Book Spotlight - The State of Play
Picking up from the current pile of video game literature I've been working through, I'd like to spotlight the next book I recently finished from it!
The State of Play: Creators and Critics on Video Game Culture (2015), edited by Daniel Goldberg and Linus Larsson, is a collection of essays by video game creators, media critics, and contributors generally situated within the public sphere of video game culture. Hot off the heels of engaging with relatively more contemporary writing about video games, I found it interesting to read something that's now a decade behind us, and therefore to read it with the retrospective benefit of knowing how things actually have and haven't changed since then. It was strange knowing that this book released at a time when the shockwaves of Gamergate harassment campaigns were still reverberating, exposing the raw and insidious misogyny still embedded in video game spaces and culture in what was probably the most high-profile way at the time. Contributed essays by Anita Sarkeesian and Katherine Cross as well as Zoë Quinn, which includes discussion of directly experiencing these targeted harassment campaigns as women connected to the games industry in various ways (whether as media culture critics or as video game developers), are certainly reflective of the necessary conversations and overall push towards more expansive and especially feminist video game cultures. I think these conversations have certainly advanced in exciting ways even if the root issues haven't totally disappeared since then, knowing that spaces in gaming have expanded greatly for anyone who doesn't fit the falsely entrenched mould of video game players solely being cishet white men. This is especially true in indie game spaces today (which are, unsurprisingly, being censored in horrifically sweeping measures precisely because they dare to make room for diverse, particularly queer, lived experiences).
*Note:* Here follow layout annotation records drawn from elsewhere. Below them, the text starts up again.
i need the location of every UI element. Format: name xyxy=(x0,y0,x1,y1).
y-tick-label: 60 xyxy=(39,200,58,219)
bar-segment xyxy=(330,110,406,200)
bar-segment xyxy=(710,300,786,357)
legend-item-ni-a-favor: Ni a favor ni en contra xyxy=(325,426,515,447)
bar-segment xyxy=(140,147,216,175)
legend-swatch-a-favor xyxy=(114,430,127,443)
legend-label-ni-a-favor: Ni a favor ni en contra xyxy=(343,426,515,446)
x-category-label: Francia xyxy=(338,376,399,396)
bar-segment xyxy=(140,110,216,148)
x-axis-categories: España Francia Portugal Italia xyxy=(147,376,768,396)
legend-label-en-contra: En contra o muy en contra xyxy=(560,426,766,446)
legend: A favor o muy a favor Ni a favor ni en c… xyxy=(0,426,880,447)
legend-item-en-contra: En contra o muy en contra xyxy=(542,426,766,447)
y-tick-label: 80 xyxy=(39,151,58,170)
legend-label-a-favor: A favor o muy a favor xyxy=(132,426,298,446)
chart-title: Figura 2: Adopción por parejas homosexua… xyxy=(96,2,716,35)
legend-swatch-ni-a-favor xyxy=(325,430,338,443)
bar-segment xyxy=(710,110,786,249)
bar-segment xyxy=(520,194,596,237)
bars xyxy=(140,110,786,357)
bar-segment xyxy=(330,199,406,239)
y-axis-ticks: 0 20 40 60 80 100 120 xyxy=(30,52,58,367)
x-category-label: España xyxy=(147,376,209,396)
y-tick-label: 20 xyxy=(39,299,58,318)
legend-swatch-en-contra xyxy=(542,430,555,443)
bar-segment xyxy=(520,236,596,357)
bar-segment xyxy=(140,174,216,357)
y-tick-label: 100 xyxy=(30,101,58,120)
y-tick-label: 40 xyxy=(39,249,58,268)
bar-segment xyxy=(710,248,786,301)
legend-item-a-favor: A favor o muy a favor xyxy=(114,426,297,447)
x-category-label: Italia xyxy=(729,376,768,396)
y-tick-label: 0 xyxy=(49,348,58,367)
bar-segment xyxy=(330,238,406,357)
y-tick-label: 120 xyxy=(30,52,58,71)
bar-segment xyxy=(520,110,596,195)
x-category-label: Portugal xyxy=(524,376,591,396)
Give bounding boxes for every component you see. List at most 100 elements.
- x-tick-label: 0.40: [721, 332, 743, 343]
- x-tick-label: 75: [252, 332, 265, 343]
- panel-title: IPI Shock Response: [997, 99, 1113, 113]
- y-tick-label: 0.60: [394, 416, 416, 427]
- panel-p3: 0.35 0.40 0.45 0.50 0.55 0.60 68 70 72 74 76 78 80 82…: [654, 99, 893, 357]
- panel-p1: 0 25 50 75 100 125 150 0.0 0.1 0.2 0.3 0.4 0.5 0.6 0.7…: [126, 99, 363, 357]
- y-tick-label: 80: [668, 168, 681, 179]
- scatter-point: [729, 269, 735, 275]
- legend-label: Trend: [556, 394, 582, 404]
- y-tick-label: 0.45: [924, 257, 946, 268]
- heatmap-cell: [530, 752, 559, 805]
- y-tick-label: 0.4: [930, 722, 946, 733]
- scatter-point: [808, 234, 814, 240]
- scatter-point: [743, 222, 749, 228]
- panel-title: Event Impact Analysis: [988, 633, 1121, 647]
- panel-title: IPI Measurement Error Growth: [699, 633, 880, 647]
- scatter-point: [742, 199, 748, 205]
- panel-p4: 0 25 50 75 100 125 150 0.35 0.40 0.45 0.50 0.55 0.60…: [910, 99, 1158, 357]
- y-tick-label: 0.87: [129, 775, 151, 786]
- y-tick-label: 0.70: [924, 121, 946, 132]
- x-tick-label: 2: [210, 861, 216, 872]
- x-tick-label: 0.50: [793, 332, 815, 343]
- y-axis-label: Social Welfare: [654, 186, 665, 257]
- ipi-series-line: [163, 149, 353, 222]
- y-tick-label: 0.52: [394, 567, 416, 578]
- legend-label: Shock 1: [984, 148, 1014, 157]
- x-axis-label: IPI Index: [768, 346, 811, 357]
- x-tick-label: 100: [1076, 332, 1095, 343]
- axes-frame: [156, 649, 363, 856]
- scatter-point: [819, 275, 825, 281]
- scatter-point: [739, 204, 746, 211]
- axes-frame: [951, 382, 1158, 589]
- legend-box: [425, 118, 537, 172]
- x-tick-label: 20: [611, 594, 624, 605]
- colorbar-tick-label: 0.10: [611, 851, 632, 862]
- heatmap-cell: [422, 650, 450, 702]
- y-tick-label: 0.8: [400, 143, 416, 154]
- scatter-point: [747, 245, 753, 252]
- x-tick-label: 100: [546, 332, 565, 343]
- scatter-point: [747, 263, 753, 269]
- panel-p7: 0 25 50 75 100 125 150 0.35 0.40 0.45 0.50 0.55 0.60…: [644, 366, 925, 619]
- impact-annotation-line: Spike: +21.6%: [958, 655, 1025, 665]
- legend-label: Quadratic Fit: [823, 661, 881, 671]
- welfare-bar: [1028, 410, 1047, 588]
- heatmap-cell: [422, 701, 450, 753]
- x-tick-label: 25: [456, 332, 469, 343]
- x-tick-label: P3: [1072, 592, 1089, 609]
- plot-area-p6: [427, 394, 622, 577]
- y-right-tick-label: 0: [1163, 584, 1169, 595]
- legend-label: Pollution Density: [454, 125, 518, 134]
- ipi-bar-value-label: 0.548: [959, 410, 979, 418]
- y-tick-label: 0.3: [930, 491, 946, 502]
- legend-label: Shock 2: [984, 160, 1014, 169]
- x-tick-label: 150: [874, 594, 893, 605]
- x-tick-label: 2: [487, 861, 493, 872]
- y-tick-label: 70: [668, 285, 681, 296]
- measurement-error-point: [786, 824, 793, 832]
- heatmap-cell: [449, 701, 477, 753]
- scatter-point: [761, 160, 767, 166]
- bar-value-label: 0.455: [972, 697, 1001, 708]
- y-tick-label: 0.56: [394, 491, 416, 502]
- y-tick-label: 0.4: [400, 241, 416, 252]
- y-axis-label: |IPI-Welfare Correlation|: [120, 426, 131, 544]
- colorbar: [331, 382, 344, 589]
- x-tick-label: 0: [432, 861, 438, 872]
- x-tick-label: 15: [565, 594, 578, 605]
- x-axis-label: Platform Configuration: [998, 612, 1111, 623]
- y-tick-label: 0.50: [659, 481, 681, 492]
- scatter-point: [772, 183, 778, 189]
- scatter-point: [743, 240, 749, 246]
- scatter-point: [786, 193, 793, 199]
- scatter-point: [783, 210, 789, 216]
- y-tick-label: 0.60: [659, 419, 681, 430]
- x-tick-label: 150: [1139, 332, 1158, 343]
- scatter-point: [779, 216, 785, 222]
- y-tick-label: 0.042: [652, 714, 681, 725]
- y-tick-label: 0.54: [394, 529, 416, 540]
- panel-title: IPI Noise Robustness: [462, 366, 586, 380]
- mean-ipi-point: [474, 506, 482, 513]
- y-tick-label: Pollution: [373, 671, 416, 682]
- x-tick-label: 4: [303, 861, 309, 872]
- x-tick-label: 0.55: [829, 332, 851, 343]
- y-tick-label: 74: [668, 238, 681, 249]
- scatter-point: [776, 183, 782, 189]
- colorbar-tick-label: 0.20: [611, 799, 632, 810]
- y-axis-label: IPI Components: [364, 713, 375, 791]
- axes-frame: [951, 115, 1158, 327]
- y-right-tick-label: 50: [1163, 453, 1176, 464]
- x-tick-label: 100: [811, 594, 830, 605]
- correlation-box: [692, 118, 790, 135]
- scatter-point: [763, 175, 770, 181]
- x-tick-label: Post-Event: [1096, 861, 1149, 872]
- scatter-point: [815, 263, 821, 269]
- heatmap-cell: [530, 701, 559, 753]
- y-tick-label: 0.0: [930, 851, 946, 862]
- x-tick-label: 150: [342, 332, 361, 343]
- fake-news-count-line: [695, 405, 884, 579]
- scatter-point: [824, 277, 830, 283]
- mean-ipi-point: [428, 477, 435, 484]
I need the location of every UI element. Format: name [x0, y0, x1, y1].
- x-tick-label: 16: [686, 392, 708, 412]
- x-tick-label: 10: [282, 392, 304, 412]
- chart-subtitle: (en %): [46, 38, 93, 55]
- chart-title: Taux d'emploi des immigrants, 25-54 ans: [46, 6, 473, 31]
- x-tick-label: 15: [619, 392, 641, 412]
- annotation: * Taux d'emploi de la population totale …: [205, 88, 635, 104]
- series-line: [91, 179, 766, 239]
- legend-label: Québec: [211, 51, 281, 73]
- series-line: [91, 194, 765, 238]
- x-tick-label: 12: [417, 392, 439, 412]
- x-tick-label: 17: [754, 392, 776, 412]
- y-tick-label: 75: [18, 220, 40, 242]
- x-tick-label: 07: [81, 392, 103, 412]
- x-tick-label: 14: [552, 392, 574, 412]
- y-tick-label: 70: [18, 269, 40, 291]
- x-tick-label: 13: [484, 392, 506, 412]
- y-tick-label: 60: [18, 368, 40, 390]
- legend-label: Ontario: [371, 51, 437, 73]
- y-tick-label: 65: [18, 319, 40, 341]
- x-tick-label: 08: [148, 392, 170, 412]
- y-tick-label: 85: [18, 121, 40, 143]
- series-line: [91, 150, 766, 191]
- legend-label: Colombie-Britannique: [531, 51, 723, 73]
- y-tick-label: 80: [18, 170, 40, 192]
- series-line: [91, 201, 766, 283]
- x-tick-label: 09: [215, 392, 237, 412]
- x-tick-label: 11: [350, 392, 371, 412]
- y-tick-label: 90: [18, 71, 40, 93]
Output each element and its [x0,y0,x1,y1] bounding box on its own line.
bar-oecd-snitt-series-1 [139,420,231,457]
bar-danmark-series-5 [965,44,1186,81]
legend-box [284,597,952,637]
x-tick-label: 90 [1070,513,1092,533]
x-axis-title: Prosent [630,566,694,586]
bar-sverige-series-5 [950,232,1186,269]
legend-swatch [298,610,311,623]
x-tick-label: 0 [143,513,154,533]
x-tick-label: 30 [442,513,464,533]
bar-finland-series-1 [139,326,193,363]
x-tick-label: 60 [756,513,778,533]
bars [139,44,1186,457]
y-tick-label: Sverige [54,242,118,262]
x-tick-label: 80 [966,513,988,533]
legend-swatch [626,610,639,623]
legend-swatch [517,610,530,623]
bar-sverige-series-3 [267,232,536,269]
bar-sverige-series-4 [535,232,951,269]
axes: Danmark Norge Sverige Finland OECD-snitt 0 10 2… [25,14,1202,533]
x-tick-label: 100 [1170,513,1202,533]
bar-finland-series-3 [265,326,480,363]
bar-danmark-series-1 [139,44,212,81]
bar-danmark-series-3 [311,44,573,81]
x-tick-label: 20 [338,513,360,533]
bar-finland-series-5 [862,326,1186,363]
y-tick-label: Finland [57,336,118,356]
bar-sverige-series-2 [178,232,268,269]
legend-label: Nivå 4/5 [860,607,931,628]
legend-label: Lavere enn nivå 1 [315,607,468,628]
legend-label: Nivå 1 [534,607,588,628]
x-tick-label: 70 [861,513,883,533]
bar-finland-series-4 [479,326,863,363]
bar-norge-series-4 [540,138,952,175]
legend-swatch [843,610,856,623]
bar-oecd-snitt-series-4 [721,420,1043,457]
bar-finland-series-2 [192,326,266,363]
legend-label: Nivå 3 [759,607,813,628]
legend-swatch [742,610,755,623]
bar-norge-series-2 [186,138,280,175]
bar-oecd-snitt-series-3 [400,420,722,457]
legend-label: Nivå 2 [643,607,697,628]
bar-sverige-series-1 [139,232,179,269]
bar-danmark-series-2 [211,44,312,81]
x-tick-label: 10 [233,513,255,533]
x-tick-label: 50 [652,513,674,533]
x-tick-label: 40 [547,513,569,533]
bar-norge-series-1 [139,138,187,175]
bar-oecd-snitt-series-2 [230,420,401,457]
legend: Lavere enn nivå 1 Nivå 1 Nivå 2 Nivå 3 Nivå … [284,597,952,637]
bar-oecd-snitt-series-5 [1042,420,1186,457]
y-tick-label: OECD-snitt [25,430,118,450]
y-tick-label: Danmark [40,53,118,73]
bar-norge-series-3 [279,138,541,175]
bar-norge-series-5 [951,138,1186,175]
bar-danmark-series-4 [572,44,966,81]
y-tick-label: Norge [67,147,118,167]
Overall, I appreciated being able to trace a bit more of the lineage of video game culture's growth, discourse, and impact by reading this book.
On a bonus note of appreciation, reading anna anthropy’s essay “Love, Twine, and the End of the World”, was especially fun for its uniquely "choose-your-own-adventure" format, reminiscent of the Twine games that anthropy develops and discusses. Looking up some of anthropy's other works, I'm also pretty interested in reading her book, Rise of the Videogame Zinesters. It'll be on the list for my next visits to the library!